Convener:*Gen Shimoda(Geological Survey of Japan, AIST), Katsuhiko Suzuki(Research and Development Center for Submarine Resources, Japan Agency for Marine-Earth Science and Technology), Katsuyuki Yamashita(Graduate School of Natural Science and Technology, Okayama University), Akira Ishikawa(Department of Earth Science and Astronomy, The University of Tokyo), Tsuyoshi Iizuka(University of Tokyo), Chair:Akira Ishikawa(Department of Earth Science and Astronomy, The University of Tokyo), Tsuyoshi Iizuka(University of Tokyo)

3:00 PM - 3:15 PM

[SGC50-06] Origin of geochemical mantle reservoirs: Roles of subduction filter and thermal evolution of mantle

*Jun-Ichi Kimura1, James B Gill2, Peter E van Keken3, Susanne Skora4, Hiroshi Kawabata5 (1.Department of Solid Earth Geochemistry, Japan Agency for Marine-Earth Scienc and Technology, 2.Department of Earth and Planetary Sciences, University of California Santa Cruz, 3.Department of Terrestrial Magnetism, Carnegie Institution for Science, 4.Institute of Geochemistry and Petrology, ETH, 5.Research and Education Faculty, Kochi University)

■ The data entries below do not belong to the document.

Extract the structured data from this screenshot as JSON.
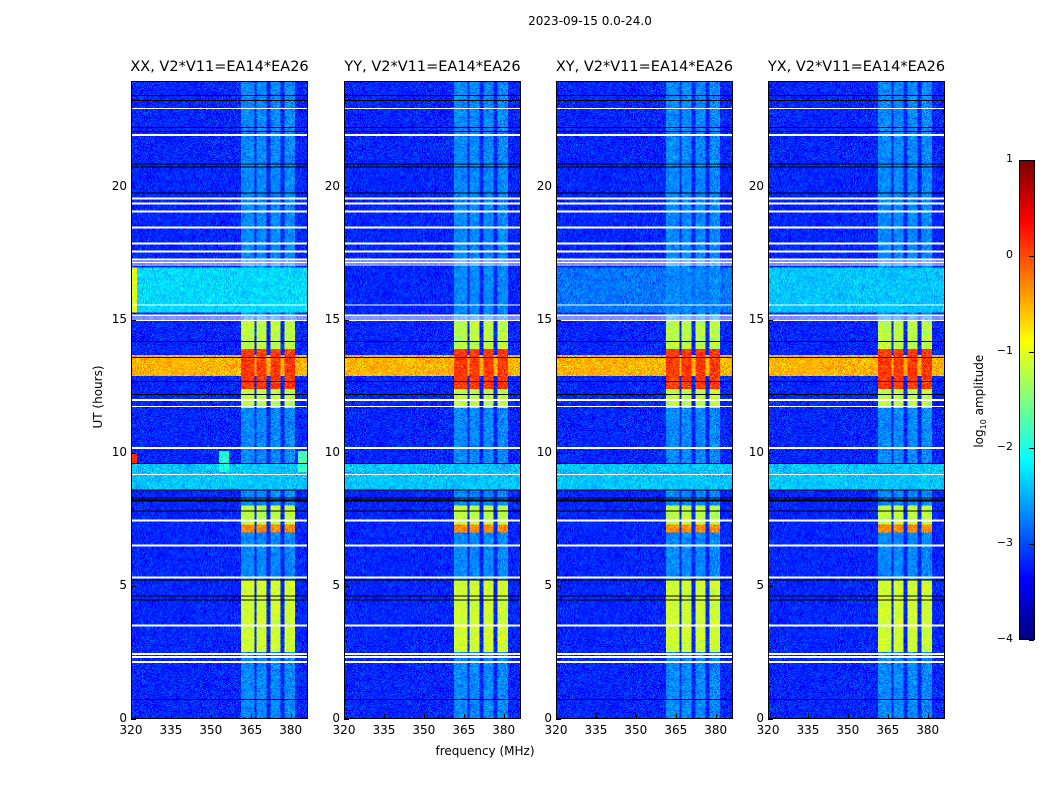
{
  "suptitle": "2023-09-15 0.0-24.0",
  "chart_data": {
    "type": "heatmap",
    "title": "2023-09-15 0.0-24.0",
    "xlabel": "frequency (MHz)",
    "ylabel": "UT (hours)",
    "xlim": [
      320,
      386.5
    ],
    "ylim": [
      0,
      24
    ],
    "xticks": [
      "320",
      "335",
      "350",
      "365",
      "380"
    ],
    "xtick_values": [
      320,
      335,
      350,
      365,
      380
    ],
    "yticks": [
      "0",
      "5",
      "10",
      "15",
      "20"
    ],
    "ytick_values": [
      0,
      5,
      10,
      15,
      20
    ],
    "panels": [
      {
        "title": "XX, V2*V11=EA14*EA26",
        "extra": [
          {
            "t": [
              15.3,
              17.0
            ],
            "f": [
              320,
              386.5
            ],
            "v": -2.3
          },
          {
            "t": [
              9.6,
              10.0
            ],
            "f": [
              320,
              322
            ],
            "v": 0.2
          },
          {
            "t": [
              9.3,
              10.1
            ],
            "f": [
              353,
              357
            ],
            "v": -2.0
          },
          {
            "t": [
              9.3,
              10.1
            ],
            "f": [
              383,
              386.5
            ],
            "v": -1.8
          },
          {
            "t": [
              15.3,
              17.0
            ],
            "f": [
              320,
              322
            ],
            "v": -1.0
          }
        ]
      },
      {
        "title": "YY, V2*V11=EA14*EA26",
        "extra": []
      },
      {
        "title": "XY, V2*V11=EA14*EA26",
        "extra": [
          {
            "t": [
              15.3,
              17.0
            ],
            "f": [
              320,
              386.5
            ],
            "v": -2.8
          }
        ]
      },
      {
        "title": "YX, V2*V11=EA14*EA26",
        "extra": [
          {
            "t": [
              15.3,
              17.0
            ],
            "f": [
              320,
              386.5
            ],
            "v": -2.4
          }
        ]
      }
    ],
    "background_level": -3.2,
    "subbands_mhz": [
      [
        361.5,
        366.5
      ],
      [
        367.5,
        371
      ],
      [
        372.5,
        376.5
      ],
      [
        378,
        382
      ]
    ],
    "features": [
      {
        "t": [
          0,
          24
        ],
        "sub": true,
        "v": -2.7
      },
      {
        "t": [
          2.5,
          5.2
        ],
        "sub": true,
        "v": -1.1
      },
      {
        "t": [
          7.0,
          8.0
        ],
        "sub": true,
        "v": -1.2
      },
      {
        "t": [
          7.0,
          7.3
        ],
        "sub": true,
        "v": -0.3
      },
      {
        "t": [
          11.7,
          15.0
        ],
        "sub": true,
        "v": -1.2
      },
      {
        "t": [
          12.4,
          13.9
        ],
        "sub": true,
        "v": 0.1
      },
      {
        "t": [
          12.9,
          13.7
        ],
        "f": [
          320,
          386.5
        ],
        "v": -0.5
      },
      {
        "t": [
          8.6,
          9.6
        ],
        "f": [
          320,
          386.5
        ],
        "v": -2.4
      }
    ],
    "flagged_hours": [
      23.0,
      22.0,
      19.6,
      19.4,
      19.1,
      18.5,
      17.9,
      17.6,
      17.1,
      17.2,
      17.3,
      15.6,
      15.0,
      15.1,
      15.2,
      12.0,
      11.75,
      10.2,
      9.2,
      7.45,
      6.5,
      5.3,
      3.5,
      2.3,
      2.4,
      2.1
    ],
    "gap_hours": [
      23.5,
      23.3,
      22.3,
      22.15,
      20.9,
      20.8,
      19.8,
      14.2,
      13.6,
      12.7,
      12.2,
      9.6,
      8.6,
      8.3,
      8.2,
      7.8,
      5.2,
      4.6,
      4.45,
      0.7
    ],
    "colorbar": {
      "label": "log10 amplitude",
      "label_main": "log",
      "label_sub": "10",
      "label_rest": " amplitude",
      "range": [
        -4,
        1
      ],
      "ticks": [
        "1",
        "0",
        "−1",
        "−2",
        "−3",
        "−4"
      ],
      "tick_values": [
        1,
        0,
        -1,
        -2,
        -3,
        -4
      ],
      "colormap": "jet"
    }
  }
}
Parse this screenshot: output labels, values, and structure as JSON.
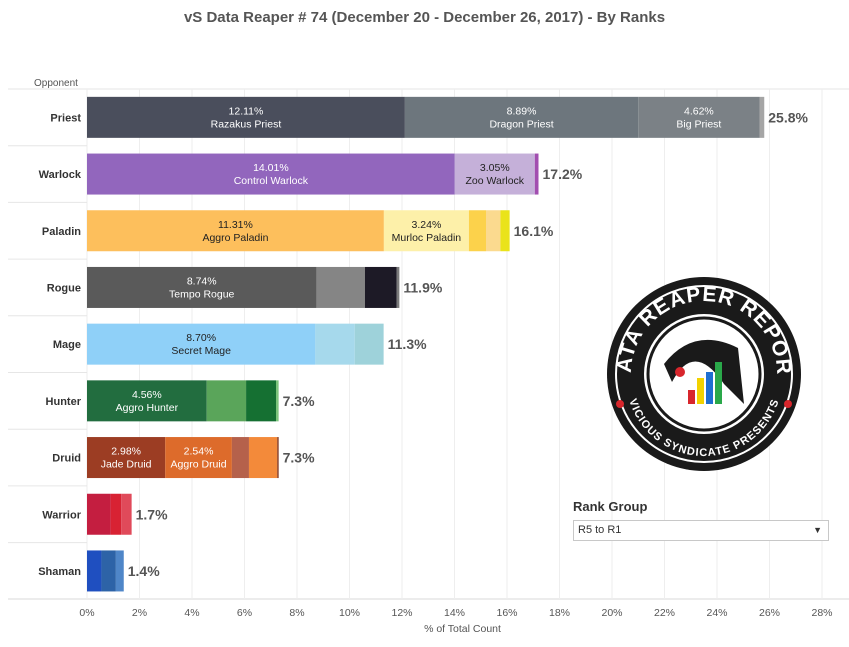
{
  "chart_data": {
    "type": "bar",
    "orientation": "horizontal",
    "stacked": true,
    "title": "vS Data Reaper #  74 (December 20 - December 26, 2017) - By Ranks",
    "ylabel": "Opponent",
    "xlabel": "% of Total Count",
    "xlim": [
      0,
      28
    ],
    "xticks": [
      "0%",
      "2%",
      "4%",
      "6%",
      "8%",
      "10%",
      "12%",
      "14%",
      "16%",
      "18%",
      "20%",
      "22%",
      "24%",
      "26%",
      "28%"
    ],
    "grid": "vertical",
    "categories": [
      "Priest",
      "Warlock",
      "Paladin",
      "Rogue",
      "Mage",
      "Hunter",
      "Druid",
      "Warrior",
      "Shaman"
    ],
    "bars": [
      {
        "category": "Priest",
        "total_label": "25.8%",
        "segments": [
          {
            "value": 12.11,
            "pct_label": "12.11%",
            "name": "Razakus Priest",
            "color": "#4a4e5c"
          },
          {
            "value": 8.89,
            "pct_label": "8.89%",
            "name": "Dragon Priest",
            "color": "#6d767d"
          },
          {
            "value": 4.62,
            "pct_label": "4.62%",
            "name": "Big Priest",
            "color": "#7b8186"
          },
          {
            "value": 0.18,
            "color": "#a5a5a5"
          }
        ]
      },
      {
        "category": "Warlock",
        "total_label": "17.2%",
        "segments": [
          {
            "value": 14.01,
            "pct_label": "14.01%",
            "name": "Control Warlock",
            "color": "#9266bd"
          },
          {
            "value": 3.05,
            "pct_label": "3.05%",
            "name": "Zoo Warlock",
            "color": "#c5b0d9"
          },
          {
            "value": 0.14,
            "color": "#a24eb0"
          }
        ]
      },
      {
        "category": "Paladin",
        "total_label": "16.1%",
        "segments": [
          {
            "value": 11.31,
            "pct_label": "11.31%",
            "name": "Aggro Paladin",
            "color": "#fdbf5c"
          },
          {
            "value": 3.24,
            "pct_label": "3.24%",
            "name": "Murloc Paladin",
            "color": "#fdf0a9"
          },
          {
            "value": 0.65,
            "color": "#fcd24b"
          },
          {
            "value": 0.55,
            "color": "#fbda8f"
          },
          {
            "value": 0.35,
            "color": "#eae31a"
          }
        ]
      },
      {
        "category": "Rogue",
        "total_label": "11.9%",
        "segments": [
          {
            "value": 8.74,
            "pct_label": "8.74%",
            "name": "Tempo Rogue",
            "color": "#5a5a5a"
          },
          {
            "value": 1.85,
            "color": "#858585"
          },
          {
            "value": 1.21,
            "color": "#1d1a26"
          },
          {
            "value": 0.1,
            "color": "#7b7b7b"
          }
        ]
      },
      {
        "category": "Mage",
        "total_label": "11.3%",
        "segments": [
          {
            "value": 8.7,
            "pct_label": "8.70%",
            "name": "Secret Mage",
            "color": "#8fd0f8"
          },
          {
            "value": 1.5,
            "color": "#a6d9ec"
          },
          {
            "value": 1.1,
            "color": "#9ed2da"
          }
        ]
      },
      {
        "category": "Hunter",
        "total_label": "7.3%",
        "segments": [
          {
            "value": 4.56,
            "pct_label": "4.56%",
            "name": "Aggro Hunter",
            "color": "#226d3f"
          },
          {
            "value": 1.5,
            "color": "#5aa55a"
          },
          {
            "value": 1.14,
            "color": "#157032"
          },
          {
            "value": 0.1,
            "color": "#7cc47c"
          }
        ]
      },
      {
        "category": "Druid",
        "total_label": "7.3%",
        "segments": [
          {
            "value": 2.98,
            "pct_label": "2.98%",
            "name": "Jade Druid",
            "color": "#9c3d23"
          },
          {
            "value": 2.54,
            "pct_label": "2.54%",
            "name": "Aggro Druid",
            "color": "#dd6b2b"
          },
          {
            "value": 0.65,
            "color": "#b5614b"
          },
          {
            "value": 1.08,
            "color": "#f38a3a"
          },
          {
            "value": 0.05,
            "color": "#7a2d16"
          }
        ]
      },
      {
        "category": "Warrior",
        "total_label": "1.7%",
        "segments": [
          {
            "value": 0.9,
            "color": "#c41e40"
          },
          {
            "value": 0.4,
            "color": "#d82233"
          },
          {
            "value": 0.4,
            "color": "#e04a5a"
          }
        ]
      },
      {
        "category": "Shaman",
        "total_label": "1.4%",
        "segments": [
          {
            "value": 0.55,
            "color": "#1f4fc0"
          },
          {
            "value": 0.55,
            "color": "#2d63a7"
          },
          {
            "value": 0.3,
            "color": "#4f86c8"
          }
        ]
      }
    ]
  },
  "logo": {
    "text_top": "DATA REAPER REPORT",
    "text_bottom": "VICIOUS SYNDICATE PRESENTS",
    "colors": [
      "#1a1a1a",
      "#ffffff",
      "#d8262c",
      "#f2d200",
      "#1f6fd0",
      "#2aa84a"
    ]
  },
  "rank_group": {
    "title": "Rank Group",
    "selected": "R5 to R1",
    "arrow": "▼"
  }
}
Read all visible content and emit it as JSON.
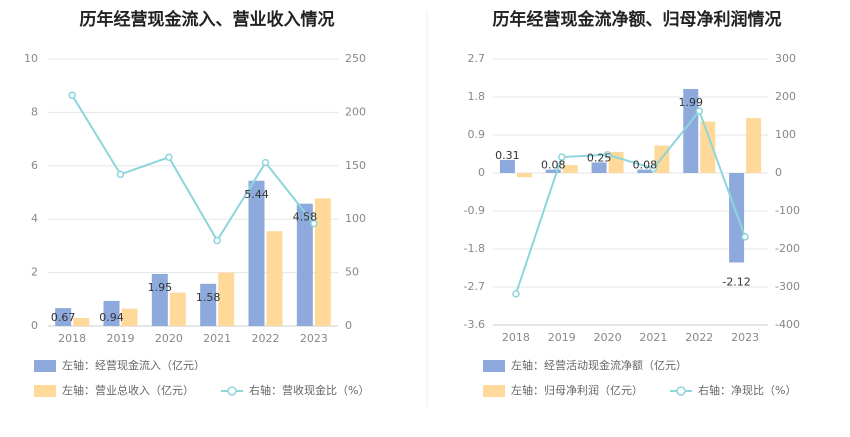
{
  "charts": [
    {
      "type": "bar+line",
      "title": "历年经营现金流入、营业收入情况",
      "categories": [
        "2018",
        "2019",
        "2020",
        "2021",
        "2022",
        "2023"
      ],
      "left_axis": {
        "min": 0,
        "max": 10,
        "ticks": [
          "0",
          "2",
          "4",
          "6",
          "8",
          "10"
        ],
        "tick_values": [
          0,
          2,
          4,
          6,
          8,
          10
        ]
      },
      "right_axis": {
        "min": 0,
        "max": 250,
        "ticks": [
          "0",
          "50",
          "100",
          "150",
          "200",
          "250"
        ],
        "tick_values": [
          0,
          50,
          100,
          150,
          200,
          250
        ]
      },
      "series": [
        {
          "name": "左轴：经营现金流入（亿元）",
          "kind": "bar",
          "axis": "left",
          "color": "#8eaadc",
          "values": [
            0.67,
            0.94,
            1.95,
            1.58,
            5.44,
            4.58
          ],
          "labels": [
            "0.67",
            "0.94",
            "1.95",
            "1.58",
            "5.44",
            "4.58"
          ]
        },
        {
          "name": "左轴：营业总收入（亿元）",
          "kind": "bar",
          "axis": "left",
          "color": "#ffd99a",
          "values": [
            0.3,
            0.65,
            1.25,
            2.0,
            3.55,
            4.78
          ]
        },
        {
          "name": "右轴：营收现金比（%）",
          "kind": "line",
          "axis": "right",
          "color": "#8dd6dc",
          "values": [
            216,
            142,
            158,
            80,
            153,
            96
          ]
        }
      ],
      "legend_position": "bottom-left"
    },
    {
      "type": "bar+line",
      "title": "历年经营现金流净额、归母净利润情况",
      "categories": [
        "2018",
        "2019",
        "2020",
        "2021",
        "2022",
        "2023"
      ],
      "left_axis": {
        "min": -3.6,
        "max": 2.7,
        "ticks": [
          "-3.6",
          "-2.7",
          "-1.8",
          "-0.9",
          "0",
          "0.9",
          "1.8",
          "2.7"
        ],
        "tick_values": [
          -3.6,
          -2.7,
          -1.8,
          -0.9,
          0,
          0.9,
          1.8,
          2.7
        ]
      },
      "right_axis": {
        "min": -400,
        "max": 300,
        "ticks": [
          "-400",
          "-300",
          "-200",
          "-100",
          "0",
          "100",
          "200",
          "300"
        ],
        "tick_values": [
          -400,
          -300,
          -200,
          -100,
          0,
          100,
          200,
          300
        ]
      },
      "series": [
        {
          "name": "左轴：经营活动现金流净额（亿元）",
          "kind": "bar",
          "axis": "left",
          "color": "#8eaadc",
          "values": [
            0.31,
            0.08,
            0.25,
            0.08,
            1.99,
            -2.12
          ],
          "labels": [
            "0.31",
            "0.08",
            "0.25",
            "0.08",
            "1.99",
            "-2.12"
          ]
        },
        {
          "name": "左轴：归母净利润（亿元）",
          "kind": "bar",
          "axis": "left",
          "color": "#ffd99a",
          "values": [
            -0.1,
            0.19,
            0.5,
            0.65,
            1.22,
            1.3
          ]
        },
        {
          "name": "右轴：净现比（%）",
          "kind": "line",
          "axis": "right",
          "color": "#8dd6dc",
          "values": [
            -318,
            42,
            48,
            12,
            163,
            -168
          ]
        }
      ],
      "legend_position": "bottom-left"
    }
  ]
}
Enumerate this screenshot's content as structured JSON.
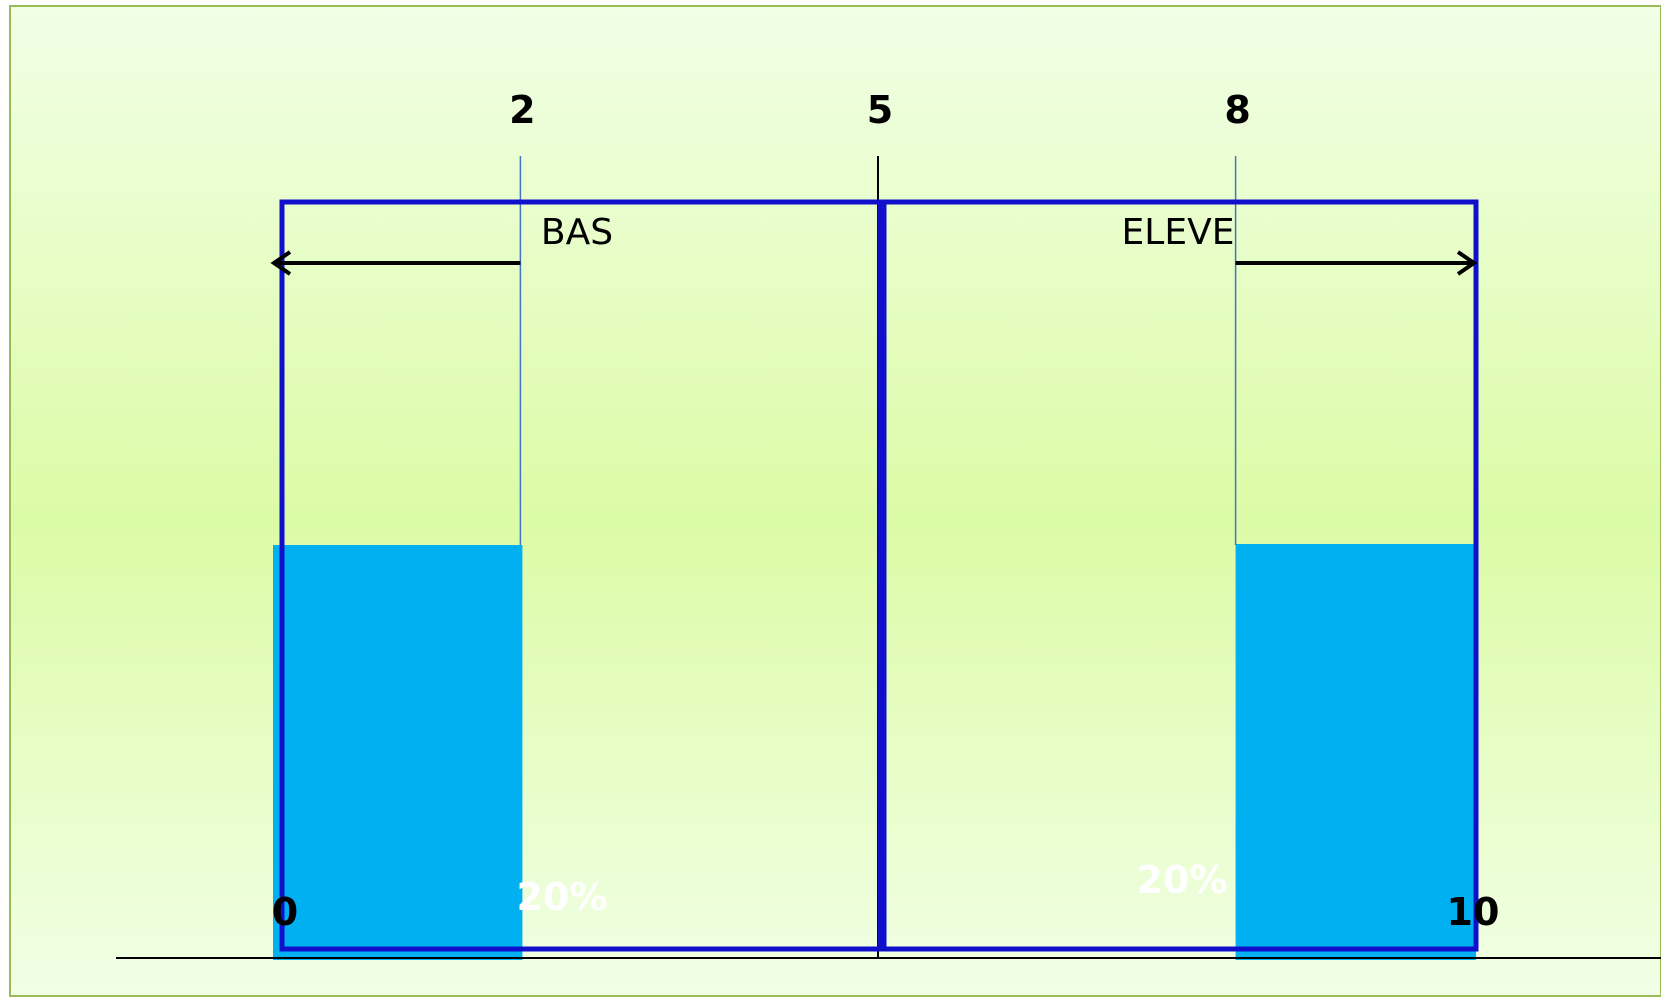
{
  "scale": {
    "ticks": [
      {
        "value": 0,
        "label": "0"
      },
      {
        "value": 2,
        "label": "2"
      },
      {
        "value": 5,
        "label": "5"
      },
      {
        "value": 8,
        "label": "8"
      },
      {
        "value": 10,
        "label": "10"
      }
    ]
  },
  "zones": [
    {
      "id": "bas",
      "label": "BAS",
      "from": 0,
      "to": 2,
      "direction": "left",
      "percent_label": "20%"
    },
    {
      "id": "eleve",
      "label": "ELEVE",
      "from": 8,
      "to": 10,
      "direction": "right",
      "percent_label": "20%"
    }
  ],
  "colors": {
    "background_top": "#f1ffe6",
    "background_mid": "#dcfba6",
    "fill": "#00b0f0",
    "frame": "#1010cc",
    "border": "#9bbb59",
    "axis": "#000000",
    "divider": "#4472c4"
  }
}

Keywords:Mantle reservoir, Subduction zone filter, Thermal evolution of mantle

Upwelling mantle melts at Mid-Ocean Ridges (MOR) to form basaltic igneous oceanic crust (IOC). IOC and overlying sediment (SED) descend into the mantle at subduction zones (SZ). The IOC, SED, and overriding mantle melt to form stable continental crust (CC) after crustal-level processing, whereas the residual slab is recycled into the lower mantle. We quantitatively explore the element re-distributions at MOR and SZ using numerical mass balance models, and we evaluate their roles in the Earth’s geochemical cycle. Our models of slab residues differ from previous ones by being internally consistent with geodynamic models of modern arcs and successful explanations of modern arc magma genesis, and by including element fluxes from the dehydration or melting of each underlying slab component. We find that the upper mantle potential temperature (Tp) was 1400–1650 °C from 3.5 to 1.7 Gyr before decreasing gradually to ~1300 °C today. Hot SZs with Tp ~1600 °C have a thermal structure like modern SW Japan where high-Mg andesite is formed that is like CC. Isotopically, residual IOC from hot SZ evolves to the HIMU OIB reservoir, residual SED to EMII, the residual base of the mantle wedge to EMI, and the residual top of the mantle wedge to the subcontinental lithosphere (SCLM) reservoir, after 1.7–2.5 Gyr of storage in the lower mantle. The Common (C) or Focal Zone (FOZO) reservoir is a stable mixture of the first three residues. Older recycled residues (~2.5 Gyr) form the DUPAL anomaly in the southern hemisphere, whereas younger ones (~1.7 Gyr) are in the northern hemisphere. These ages correspond to major CC forming events. We attribute the E-W heterogeneity of the depleted upper mantle (DMM) to involvement of sub-Gondwana SCLM except in the Pacific.